NOTE! This command can also be performed as an HTTP request. This makes it easy to quickly check with a web browser if a Model RealTime application is running and listening on a certain TCP port. For example: http://localhost:9911/getPorts

JSON Format of Outgoing Messages

All messages that are not handled by the TCPServer capsule part are considered to be outgoing messages and will be sent to a remote application. Note that the remote application to which outgoing messages are sent does not have to be the same remote application that sends incoming messages to the Model RealTime application.

Outgoing messages are string encoded JSON objects on the same form as the 'sendEvent' or 'invokeEvent' objects described above. This makes it possible to wire together multiple Model RealTime applications to build a distributed system of communicating applications. The output of one executable can be consumed by another executable, and the applications become logically connected through the names of the TCPServer capsule ports.

• command:string Set to "sendEvent" if the outgoing message was sent, or "invokeEvent" if the outgoing message was invoked.
• event:string Name of the event.
• type:string Data type of the event.
• data:string [optional] The ASCII encoding of the data object attached to the event. This encoding is on the same format as you for example see if tracing the event during a model debug session.
• port:string The name of a port on the TCPServer capsule part on which the event arrived.
• portIndex:integer The zero-based index of the port instance on which the event arrived. If the port is not replicated (i.e. its multiplicity is 1) then this property is always 0.
• priority:string The priority at which the event is sent. It defaults to "General". Possible priorities are (from highest to lowest) "Panic", "High", "General", "Low" and "Background". This property is only present if the event was sent. Invoked events do not have it.

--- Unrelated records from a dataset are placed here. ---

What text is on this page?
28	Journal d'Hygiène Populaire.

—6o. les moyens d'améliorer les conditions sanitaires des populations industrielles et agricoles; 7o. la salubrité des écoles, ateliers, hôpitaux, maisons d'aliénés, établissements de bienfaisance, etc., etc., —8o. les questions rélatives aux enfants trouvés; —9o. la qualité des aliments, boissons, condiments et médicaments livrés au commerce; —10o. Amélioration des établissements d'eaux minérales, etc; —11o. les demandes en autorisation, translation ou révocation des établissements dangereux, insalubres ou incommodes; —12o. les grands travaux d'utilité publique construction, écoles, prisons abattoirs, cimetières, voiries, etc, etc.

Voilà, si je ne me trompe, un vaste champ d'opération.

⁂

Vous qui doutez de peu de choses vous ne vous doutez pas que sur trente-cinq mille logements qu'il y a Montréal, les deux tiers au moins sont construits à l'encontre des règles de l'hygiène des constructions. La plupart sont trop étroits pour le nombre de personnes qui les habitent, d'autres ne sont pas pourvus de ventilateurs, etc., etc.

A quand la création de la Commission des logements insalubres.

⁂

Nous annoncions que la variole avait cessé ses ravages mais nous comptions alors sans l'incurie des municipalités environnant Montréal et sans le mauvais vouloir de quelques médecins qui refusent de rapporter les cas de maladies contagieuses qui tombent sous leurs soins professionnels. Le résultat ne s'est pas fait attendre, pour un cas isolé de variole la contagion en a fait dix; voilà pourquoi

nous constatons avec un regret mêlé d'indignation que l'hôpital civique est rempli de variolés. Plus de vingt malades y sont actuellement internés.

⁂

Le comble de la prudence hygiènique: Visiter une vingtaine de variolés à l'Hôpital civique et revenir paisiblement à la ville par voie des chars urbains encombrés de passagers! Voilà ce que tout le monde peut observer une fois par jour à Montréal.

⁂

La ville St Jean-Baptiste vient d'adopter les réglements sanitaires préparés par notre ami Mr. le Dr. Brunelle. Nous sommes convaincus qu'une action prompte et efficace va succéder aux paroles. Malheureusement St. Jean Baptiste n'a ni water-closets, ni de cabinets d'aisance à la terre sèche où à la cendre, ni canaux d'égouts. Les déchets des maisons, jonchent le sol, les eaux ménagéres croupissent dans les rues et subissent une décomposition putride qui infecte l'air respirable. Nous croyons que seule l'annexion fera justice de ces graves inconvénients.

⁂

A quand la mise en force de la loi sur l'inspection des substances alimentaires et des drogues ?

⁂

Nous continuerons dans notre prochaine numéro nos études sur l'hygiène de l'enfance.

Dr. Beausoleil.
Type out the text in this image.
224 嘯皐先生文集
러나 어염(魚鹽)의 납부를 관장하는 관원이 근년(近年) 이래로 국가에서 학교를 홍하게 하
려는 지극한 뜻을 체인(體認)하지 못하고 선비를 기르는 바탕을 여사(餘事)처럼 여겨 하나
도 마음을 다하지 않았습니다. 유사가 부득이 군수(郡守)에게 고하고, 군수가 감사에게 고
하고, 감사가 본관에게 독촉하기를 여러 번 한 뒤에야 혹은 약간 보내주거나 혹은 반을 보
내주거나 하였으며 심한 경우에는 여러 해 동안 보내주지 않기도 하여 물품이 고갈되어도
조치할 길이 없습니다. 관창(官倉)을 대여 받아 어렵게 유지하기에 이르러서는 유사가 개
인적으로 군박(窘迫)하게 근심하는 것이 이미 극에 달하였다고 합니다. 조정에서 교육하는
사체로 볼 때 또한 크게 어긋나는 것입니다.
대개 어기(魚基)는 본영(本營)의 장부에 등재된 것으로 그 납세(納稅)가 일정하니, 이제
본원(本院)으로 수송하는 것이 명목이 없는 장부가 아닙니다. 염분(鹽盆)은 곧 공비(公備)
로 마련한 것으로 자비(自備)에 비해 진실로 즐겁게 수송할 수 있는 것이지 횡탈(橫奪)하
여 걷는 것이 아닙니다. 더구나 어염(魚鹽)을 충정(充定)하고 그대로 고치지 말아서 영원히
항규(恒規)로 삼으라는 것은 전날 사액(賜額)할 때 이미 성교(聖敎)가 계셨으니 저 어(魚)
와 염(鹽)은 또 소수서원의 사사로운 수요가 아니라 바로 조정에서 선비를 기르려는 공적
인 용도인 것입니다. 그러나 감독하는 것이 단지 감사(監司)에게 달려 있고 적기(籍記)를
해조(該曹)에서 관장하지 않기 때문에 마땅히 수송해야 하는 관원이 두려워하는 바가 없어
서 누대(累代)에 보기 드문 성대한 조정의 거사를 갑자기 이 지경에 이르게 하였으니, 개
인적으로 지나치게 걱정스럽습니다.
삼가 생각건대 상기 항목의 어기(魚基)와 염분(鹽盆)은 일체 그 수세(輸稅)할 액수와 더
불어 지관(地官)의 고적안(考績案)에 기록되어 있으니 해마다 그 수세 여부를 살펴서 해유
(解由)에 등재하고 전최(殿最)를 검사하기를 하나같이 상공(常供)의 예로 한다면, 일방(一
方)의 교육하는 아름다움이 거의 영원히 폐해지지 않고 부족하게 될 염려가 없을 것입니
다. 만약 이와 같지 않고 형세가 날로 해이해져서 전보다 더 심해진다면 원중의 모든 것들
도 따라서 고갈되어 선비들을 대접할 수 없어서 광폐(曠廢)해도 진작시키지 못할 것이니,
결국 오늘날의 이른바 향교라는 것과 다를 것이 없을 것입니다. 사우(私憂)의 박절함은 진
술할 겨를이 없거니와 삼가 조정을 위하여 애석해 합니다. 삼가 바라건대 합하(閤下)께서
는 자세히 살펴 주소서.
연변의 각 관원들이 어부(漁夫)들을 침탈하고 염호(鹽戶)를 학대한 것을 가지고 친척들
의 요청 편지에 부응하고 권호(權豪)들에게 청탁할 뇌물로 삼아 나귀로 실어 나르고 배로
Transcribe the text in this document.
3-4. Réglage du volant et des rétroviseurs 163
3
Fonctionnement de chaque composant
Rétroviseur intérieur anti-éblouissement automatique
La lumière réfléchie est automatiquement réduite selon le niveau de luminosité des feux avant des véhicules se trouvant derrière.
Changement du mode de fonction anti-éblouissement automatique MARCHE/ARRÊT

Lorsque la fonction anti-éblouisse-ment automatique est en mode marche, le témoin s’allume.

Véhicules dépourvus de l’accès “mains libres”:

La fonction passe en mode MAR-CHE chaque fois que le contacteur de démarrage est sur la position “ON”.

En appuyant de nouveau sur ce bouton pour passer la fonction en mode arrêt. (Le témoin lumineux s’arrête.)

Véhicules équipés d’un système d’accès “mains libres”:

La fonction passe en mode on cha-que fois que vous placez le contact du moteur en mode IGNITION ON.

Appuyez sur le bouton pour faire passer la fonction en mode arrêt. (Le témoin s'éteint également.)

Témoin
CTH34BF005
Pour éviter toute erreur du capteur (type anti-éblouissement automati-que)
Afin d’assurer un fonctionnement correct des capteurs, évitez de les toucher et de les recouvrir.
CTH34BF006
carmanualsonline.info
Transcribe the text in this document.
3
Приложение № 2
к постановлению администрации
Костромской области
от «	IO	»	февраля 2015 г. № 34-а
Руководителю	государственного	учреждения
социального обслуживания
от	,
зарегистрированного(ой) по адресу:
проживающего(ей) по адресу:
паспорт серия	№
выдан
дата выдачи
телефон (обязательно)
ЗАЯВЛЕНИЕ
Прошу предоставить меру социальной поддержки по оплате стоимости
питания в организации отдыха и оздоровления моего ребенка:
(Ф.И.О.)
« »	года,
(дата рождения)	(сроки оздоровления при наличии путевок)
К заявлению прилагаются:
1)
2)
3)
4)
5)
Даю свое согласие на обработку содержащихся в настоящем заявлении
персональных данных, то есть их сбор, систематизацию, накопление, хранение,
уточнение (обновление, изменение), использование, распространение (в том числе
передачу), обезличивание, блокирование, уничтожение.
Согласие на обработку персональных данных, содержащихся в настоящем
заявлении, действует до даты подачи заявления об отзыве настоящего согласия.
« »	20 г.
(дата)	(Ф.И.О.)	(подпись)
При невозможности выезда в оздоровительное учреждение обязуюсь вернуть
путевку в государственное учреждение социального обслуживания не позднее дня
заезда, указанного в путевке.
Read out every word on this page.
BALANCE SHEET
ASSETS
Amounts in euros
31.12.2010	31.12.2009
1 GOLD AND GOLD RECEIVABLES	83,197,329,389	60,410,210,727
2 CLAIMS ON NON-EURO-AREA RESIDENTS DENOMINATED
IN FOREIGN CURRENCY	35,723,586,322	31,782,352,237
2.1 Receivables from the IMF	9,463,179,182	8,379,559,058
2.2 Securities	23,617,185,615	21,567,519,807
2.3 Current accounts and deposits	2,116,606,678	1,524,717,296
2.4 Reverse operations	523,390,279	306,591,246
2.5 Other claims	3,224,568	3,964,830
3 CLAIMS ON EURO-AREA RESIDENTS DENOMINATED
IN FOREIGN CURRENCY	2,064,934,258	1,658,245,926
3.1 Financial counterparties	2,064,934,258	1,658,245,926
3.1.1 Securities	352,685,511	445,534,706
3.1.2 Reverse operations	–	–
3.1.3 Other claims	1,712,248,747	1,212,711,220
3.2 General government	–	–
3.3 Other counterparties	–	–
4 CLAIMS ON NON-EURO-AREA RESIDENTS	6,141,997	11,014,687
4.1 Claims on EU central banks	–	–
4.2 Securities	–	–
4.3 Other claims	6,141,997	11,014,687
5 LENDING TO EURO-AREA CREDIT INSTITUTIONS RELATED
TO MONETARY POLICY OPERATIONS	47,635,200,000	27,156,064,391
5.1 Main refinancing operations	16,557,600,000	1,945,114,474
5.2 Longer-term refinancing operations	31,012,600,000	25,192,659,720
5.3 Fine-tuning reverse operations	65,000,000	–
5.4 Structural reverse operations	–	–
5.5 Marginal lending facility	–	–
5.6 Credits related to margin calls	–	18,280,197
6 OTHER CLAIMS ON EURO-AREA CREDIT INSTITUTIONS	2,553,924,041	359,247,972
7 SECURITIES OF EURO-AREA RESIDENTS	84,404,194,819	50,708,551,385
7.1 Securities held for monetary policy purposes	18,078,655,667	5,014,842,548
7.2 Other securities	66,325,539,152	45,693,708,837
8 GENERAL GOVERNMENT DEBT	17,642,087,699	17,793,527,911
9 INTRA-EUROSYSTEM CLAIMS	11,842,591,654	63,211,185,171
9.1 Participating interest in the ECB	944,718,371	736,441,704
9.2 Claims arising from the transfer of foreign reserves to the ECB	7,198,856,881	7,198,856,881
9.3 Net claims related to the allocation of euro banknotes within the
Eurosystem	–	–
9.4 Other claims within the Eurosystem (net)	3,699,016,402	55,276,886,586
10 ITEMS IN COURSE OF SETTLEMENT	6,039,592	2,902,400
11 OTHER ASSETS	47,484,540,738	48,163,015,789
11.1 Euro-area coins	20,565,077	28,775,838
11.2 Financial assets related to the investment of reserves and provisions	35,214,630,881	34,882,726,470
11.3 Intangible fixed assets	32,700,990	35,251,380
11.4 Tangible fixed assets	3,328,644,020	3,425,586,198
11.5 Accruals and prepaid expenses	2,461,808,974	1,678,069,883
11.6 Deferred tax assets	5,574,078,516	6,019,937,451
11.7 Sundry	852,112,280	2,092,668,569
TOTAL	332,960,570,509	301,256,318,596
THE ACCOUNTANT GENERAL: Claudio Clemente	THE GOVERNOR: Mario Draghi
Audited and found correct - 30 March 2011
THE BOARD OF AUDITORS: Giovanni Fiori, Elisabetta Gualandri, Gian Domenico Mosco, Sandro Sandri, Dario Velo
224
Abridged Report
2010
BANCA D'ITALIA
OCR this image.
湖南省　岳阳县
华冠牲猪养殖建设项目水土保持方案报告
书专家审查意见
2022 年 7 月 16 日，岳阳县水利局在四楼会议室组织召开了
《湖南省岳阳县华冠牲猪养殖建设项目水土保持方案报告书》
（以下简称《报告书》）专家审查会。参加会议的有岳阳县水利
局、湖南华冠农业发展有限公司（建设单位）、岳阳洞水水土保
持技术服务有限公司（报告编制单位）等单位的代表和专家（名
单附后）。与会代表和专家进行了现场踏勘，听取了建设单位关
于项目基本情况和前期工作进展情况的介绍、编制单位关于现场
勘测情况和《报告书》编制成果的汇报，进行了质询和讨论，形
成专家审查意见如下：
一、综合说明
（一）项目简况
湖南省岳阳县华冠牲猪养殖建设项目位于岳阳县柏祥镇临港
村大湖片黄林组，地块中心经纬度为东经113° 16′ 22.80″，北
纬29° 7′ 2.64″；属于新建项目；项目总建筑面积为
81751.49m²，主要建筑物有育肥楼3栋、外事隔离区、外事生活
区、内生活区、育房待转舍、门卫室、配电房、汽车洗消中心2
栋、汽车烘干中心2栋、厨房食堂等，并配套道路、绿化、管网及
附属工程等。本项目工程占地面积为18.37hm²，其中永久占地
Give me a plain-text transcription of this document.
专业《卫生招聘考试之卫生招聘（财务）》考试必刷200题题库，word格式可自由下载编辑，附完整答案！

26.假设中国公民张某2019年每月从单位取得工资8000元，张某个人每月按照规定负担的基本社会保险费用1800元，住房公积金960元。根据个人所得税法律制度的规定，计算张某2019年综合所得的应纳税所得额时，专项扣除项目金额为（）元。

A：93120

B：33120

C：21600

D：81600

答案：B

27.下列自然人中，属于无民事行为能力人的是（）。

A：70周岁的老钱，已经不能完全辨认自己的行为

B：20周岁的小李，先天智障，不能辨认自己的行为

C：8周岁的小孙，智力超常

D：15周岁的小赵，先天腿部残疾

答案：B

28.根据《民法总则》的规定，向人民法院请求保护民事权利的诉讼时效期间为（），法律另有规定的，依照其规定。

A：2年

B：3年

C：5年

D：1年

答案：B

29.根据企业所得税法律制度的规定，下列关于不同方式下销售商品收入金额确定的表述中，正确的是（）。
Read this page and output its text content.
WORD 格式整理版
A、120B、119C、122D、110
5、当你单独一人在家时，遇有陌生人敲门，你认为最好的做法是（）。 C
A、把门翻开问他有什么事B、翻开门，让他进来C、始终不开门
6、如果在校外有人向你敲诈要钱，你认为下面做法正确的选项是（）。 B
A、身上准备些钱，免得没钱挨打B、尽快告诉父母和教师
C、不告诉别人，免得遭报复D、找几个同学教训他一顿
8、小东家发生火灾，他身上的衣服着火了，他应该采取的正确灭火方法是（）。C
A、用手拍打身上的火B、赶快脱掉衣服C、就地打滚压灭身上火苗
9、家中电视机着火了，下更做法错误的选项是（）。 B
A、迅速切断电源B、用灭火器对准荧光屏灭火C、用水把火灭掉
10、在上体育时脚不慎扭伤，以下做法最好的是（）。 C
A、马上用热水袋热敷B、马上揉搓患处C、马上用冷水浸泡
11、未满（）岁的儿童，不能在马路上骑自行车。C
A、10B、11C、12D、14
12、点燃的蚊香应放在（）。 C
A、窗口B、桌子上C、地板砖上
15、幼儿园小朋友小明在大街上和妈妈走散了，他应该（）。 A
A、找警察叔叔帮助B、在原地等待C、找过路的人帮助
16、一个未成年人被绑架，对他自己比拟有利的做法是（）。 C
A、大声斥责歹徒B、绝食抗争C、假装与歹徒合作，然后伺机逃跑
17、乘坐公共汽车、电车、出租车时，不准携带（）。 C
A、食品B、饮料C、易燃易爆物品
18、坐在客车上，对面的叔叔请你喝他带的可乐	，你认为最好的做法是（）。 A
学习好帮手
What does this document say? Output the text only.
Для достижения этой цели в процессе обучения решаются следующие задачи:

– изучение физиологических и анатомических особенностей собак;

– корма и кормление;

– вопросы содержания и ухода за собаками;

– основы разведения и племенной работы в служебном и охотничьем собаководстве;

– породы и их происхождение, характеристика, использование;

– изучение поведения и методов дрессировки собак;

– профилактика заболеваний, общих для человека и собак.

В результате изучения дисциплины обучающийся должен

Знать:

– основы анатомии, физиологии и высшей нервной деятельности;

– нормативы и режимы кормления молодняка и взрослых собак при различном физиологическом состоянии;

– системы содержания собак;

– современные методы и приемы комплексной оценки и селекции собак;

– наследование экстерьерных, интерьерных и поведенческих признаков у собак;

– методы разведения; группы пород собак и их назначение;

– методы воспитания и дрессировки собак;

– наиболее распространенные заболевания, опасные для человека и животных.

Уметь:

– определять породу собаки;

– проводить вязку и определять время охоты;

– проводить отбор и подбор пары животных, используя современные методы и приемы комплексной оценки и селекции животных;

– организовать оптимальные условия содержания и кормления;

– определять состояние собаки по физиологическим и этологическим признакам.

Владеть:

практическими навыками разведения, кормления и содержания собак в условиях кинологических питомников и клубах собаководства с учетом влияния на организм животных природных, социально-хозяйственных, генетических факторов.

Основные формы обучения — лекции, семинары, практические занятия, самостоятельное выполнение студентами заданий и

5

The remote application can make a reply on an invoked event by sending a response for the received TCP string. The response string should be a string encoded JSON object representing a reply command, i.e. the "command" property should be set to "reply". Example:

{ "command": "reply", "port" : "camera", "event" : "imageFilename", "data" : "StdString \"D:/temp/test.jpg\"" }

• port:string The name of a port on the TCPServer capsule part on which the reply will be made (should be the same port on which the invoked event arrived).
• event:string The name of the reply event.
• data:string [optional] The ASCII encoding of the data object to be attached to the reply event. This encoding is on the same format as you for example see if tracing the event during a model debug session.

Note that the remote application must always send a response for a TCP request it receives, even if it doesn't want to reply on an invoked event. The Model RealTime application will wait until it has received a response. You can simply send back an empty JSON object to let it proceed its execution:

{ }